Regex pattern to limit visible NICs. Useful in preset scenarios that require homogeneous configurations.

For example:

# Without filter:
> mlx5_0, mlx5_1, mlx5_2, mlx5_3, mlx5_4, mlx5_5, mlx5_6, mlx5_7

# With filter (> shows the resulting visible NICs):
TB_NIC_FILTER="mlx5_1|mlx5_3"    > mlx5_1, mlx5_3
TB_NIC_FILTER="mlx5_[1,4,5]"     > mlx5_1, mlx5_4, mlx5_5
TB_NIC_FILTER="mlx5_[1-3,7]"     > mlx5_1, mlx5_2, mlx5_3, mlx5_7
TB_NIC_FILTER="mlx5_.*"           > mlx5_0, mlx5_1, mlx5_2, mlx5_3, mlx5_4, mlx5_5, mlx5_6, mlx5_7

TB_DUMP_LINES

Number of 64-byte lines to dump when debugging FILL_COMPRESS.

For example:

TB_DUMP_LINES=10

Input pattern 64B line statistics for bufferIdx 0:
Total lines: 16384
- 0: Random :  3276 ( 19.995%)
- 1: 1B0    :  3277 ( 20.001%)
- 2: 2B0    :  3277 ( 20.001%)
- 3: 4B0    :  3277 ( 20.001%)
- 4: 32B0   :  3277 ( 20.001%)

TB_FORCE_SINGLE_POD

Forces single pod mode, skipping AMD-SMI and NVML pod queries.

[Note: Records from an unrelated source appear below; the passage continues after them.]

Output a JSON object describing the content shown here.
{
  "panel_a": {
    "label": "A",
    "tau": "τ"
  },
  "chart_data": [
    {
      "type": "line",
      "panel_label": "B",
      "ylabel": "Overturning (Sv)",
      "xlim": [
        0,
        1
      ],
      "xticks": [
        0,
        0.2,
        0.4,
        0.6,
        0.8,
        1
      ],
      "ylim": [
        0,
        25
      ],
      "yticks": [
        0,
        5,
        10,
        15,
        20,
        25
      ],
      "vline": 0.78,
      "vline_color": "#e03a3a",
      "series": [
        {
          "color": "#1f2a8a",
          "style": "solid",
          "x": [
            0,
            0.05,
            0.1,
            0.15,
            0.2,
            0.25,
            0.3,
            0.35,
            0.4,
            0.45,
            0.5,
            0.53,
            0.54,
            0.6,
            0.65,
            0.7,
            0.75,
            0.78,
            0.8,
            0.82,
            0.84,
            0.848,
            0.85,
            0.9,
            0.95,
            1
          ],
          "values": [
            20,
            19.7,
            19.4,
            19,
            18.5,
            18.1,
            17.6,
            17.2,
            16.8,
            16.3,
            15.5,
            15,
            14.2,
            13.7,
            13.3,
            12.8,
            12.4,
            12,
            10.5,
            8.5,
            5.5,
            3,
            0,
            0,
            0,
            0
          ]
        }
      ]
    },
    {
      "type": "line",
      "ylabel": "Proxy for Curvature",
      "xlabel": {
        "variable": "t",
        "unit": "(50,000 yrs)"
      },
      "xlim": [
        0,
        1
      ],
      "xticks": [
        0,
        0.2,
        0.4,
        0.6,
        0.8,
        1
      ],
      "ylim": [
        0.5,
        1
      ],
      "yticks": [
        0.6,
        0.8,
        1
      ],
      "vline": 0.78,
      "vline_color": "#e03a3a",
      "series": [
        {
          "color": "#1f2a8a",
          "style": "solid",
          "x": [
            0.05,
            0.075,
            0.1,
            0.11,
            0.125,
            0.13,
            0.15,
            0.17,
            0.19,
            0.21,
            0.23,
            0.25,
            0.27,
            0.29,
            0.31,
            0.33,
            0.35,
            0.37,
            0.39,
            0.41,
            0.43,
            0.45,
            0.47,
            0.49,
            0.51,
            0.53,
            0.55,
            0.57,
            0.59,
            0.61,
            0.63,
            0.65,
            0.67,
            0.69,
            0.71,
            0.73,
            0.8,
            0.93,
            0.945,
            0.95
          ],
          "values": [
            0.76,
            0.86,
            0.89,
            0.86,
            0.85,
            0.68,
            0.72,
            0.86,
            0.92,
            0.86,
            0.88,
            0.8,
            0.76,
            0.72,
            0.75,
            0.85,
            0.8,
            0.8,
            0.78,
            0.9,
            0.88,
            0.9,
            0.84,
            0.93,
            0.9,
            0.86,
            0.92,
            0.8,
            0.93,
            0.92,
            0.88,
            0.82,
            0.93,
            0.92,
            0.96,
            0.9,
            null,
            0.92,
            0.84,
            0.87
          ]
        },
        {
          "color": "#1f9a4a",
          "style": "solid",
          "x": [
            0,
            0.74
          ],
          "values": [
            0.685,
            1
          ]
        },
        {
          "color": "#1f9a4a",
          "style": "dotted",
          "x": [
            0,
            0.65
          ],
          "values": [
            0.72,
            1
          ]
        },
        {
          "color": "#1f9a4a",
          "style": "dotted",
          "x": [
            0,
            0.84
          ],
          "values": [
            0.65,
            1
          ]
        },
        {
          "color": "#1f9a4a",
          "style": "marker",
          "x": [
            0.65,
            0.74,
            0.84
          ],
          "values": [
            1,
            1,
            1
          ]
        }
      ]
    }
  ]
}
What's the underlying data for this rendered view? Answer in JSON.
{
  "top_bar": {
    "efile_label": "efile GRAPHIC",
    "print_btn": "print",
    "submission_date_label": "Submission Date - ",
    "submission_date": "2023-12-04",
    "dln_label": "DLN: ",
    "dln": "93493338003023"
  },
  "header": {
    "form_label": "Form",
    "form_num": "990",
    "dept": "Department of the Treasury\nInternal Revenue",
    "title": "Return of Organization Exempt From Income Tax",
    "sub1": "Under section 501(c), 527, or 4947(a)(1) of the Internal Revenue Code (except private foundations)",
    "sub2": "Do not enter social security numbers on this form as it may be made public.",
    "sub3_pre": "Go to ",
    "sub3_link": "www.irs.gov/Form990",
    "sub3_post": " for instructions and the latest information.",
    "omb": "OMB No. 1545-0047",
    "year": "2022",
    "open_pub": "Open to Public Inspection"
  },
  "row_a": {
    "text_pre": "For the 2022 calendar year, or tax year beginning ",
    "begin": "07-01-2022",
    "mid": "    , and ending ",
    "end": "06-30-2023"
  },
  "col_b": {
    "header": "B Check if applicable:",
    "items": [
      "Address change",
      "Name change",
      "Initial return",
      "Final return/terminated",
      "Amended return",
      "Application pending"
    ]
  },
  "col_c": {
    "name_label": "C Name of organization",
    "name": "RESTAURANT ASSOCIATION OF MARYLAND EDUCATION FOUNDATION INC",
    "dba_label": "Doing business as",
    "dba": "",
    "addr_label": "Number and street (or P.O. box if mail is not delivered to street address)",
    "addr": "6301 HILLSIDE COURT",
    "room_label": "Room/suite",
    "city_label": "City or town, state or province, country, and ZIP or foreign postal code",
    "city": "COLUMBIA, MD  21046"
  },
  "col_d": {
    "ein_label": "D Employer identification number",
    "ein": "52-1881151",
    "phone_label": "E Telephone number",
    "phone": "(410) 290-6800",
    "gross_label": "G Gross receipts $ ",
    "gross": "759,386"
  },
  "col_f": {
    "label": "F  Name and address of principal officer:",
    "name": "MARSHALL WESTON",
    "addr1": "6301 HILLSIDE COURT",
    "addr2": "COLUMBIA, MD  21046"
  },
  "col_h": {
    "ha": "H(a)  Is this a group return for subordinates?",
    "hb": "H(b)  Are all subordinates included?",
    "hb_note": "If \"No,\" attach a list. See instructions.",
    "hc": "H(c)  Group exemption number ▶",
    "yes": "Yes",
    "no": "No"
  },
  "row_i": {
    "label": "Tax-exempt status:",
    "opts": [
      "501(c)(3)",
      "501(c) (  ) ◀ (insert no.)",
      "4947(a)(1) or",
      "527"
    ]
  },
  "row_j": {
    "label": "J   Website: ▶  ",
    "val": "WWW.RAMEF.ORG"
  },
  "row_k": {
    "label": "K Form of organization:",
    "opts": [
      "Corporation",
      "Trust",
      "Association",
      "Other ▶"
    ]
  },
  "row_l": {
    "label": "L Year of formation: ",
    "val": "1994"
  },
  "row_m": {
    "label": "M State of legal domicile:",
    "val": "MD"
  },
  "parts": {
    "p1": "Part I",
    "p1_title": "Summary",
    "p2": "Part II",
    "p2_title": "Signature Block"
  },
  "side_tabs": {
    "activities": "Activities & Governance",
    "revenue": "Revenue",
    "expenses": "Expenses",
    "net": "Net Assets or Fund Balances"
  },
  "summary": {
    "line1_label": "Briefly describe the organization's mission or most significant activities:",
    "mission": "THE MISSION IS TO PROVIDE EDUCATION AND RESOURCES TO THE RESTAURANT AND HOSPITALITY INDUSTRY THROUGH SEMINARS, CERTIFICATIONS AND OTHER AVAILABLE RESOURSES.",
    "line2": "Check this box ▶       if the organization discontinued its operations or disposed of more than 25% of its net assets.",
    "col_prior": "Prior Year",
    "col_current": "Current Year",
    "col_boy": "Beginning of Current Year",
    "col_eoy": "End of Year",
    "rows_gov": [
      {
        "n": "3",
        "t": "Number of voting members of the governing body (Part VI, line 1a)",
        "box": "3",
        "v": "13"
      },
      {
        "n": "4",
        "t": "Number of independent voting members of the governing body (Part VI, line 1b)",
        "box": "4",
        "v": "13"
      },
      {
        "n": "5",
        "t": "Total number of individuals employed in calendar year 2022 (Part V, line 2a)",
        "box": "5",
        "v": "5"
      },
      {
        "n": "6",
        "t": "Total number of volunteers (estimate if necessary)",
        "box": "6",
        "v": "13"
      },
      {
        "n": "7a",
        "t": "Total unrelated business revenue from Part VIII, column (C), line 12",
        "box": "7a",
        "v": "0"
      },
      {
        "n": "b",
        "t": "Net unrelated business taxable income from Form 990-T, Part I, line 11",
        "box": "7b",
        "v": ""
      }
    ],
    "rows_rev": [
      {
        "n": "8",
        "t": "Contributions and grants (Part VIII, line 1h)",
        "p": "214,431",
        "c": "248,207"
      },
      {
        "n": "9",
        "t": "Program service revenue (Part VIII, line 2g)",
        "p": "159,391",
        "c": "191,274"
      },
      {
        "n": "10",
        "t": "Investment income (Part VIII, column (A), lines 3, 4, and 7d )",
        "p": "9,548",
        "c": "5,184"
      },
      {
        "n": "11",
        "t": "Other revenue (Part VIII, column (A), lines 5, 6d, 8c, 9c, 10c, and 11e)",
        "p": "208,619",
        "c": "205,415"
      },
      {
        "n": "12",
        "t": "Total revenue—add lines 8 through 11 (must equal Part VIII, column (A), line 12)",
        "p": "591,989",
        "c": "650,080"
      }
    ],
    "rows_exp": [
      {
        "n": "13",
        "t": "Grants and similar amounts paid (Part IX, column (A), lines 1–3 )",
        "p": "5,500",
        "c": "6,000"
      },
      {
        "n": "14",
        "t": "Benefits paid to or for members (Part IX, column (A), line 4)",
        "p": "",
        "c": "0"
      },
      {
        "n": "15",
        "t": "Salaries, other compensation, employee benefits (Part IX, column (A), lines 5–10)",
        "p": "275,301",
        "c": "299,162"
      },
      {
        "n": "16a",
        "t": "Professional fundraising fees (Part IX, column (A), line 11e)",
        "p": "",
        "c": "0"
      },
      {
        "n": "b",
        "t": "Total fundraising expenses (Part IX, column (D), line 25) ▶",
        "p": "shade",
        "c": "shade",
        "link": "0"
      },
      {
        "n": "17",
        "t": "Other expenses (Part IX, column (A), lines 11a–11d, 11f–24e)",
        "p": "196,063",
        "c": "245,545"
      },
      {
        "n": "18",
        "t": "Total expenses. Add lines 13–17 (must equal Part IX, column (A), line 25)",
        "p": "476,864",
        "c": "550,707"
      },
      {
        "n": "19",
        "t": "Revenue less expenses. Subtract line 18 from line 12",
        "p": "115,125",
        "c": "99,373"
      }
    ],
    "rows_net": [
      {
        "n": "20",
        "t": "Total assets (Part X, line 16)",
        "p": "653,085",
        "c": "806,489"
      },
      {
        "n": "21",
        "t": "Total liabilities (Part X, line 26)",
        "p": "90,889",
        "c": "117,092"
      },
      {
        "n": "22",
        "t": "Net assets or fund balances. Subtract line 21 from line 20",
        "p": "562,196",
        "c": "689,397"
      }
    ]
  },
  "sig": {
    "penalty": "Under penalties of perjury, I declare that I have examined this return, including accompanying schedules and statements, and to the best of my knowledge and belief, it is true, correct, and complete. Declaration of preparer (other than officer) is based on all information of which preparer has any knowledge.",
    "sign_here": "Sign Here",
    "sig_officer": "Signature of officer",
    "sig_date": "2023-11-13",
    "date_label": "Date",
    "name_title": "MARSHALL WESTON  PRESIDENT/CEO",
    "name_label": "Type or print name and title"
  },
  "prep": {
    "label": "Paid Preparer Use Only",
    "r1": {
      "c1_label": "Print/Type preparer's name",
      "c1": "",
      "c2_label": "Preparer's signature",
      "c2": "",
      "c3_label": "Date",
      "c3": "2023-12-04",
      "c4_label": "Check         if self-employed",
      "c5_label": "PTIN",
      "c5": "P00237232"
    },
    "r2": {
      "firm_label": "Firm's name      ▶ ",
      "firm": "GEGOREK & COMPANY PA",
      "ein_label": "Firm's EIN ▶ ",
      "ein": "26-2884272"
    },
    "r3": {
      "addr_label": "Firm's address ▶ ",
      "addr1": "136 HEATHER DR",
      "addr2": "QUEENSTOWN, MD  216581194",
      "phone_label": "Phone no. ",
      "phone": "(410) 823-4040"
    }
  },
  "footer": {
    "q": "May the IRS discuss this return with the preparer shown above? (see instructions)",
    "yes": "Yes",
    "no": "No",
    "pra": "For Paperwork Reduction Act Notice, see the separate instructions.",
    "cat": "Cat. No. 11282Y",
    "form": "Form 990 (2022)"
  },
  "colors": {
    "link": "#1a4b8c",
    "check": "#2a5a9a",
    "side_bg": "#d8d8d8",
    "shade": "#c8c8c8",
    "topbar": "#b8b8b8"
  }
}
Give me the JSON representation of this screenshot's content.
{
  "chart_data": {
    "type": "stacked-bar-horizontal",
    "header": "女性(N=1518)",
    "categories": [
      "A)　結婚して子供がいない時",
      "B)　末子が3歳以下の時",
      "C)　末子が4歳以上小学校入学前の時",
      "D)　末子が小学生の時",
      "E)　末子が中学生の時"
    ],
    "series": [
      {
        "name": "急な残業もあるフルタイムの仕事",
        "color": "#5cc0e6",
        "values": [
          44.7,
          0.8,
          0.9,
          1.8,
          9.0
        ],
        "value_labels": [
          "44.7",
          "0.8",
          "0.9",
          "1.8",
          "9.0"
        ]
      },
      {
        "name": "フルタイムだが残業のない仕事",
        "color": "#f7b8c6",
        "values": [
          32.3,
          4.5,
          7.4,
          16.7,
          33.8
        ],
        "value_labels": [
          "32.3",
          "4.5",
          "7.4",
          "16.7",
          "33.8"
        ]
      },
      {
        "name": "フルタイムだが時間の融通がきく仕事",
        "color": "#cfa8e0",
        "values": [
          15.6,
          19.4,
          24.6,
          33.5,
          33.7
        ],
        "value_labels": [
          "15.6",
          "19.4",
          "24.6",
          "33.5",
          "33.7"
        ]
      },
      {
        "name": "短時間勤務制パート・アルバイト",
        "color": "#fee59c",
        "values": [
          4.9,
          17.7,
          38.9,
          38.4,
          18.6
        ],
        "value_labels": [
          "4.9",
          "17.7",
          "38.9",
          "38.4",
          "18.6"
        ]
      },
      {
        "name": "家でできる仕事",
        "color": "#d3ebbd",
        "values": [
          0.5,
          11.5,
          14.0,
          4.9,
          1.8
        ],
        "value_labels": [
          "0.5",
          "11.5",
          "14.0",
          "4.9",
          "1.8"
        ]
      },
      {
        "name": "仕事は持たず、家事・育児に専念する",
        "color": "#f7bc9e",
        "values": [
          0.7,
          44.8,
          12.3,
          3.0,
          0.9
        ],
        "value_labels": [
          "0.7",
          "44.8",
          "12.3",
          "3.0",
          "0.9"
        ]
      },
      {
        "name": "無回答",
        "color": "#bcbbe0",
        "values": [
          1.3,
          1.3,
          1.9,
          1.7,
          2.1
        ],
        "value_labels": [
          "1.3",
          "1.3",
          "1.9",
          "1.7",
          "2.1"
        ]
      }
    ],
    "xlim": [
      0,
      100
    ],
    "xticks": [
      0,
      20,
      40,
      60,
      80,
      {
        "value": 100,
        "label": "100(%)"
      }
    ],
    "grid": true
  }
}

This assumes that all GPUs are in the same pod and skips cluster membership API calls.

HSA runtime variables#

Environment variable

Description

HSA_ENABLE_SDMA

Enables SDMA when set to 1. To disable, set to 0.

This is a HIP runtime environment variable. When SDMA is disabled, the DMA Executor falls back to using blit kernels (GFX) internally.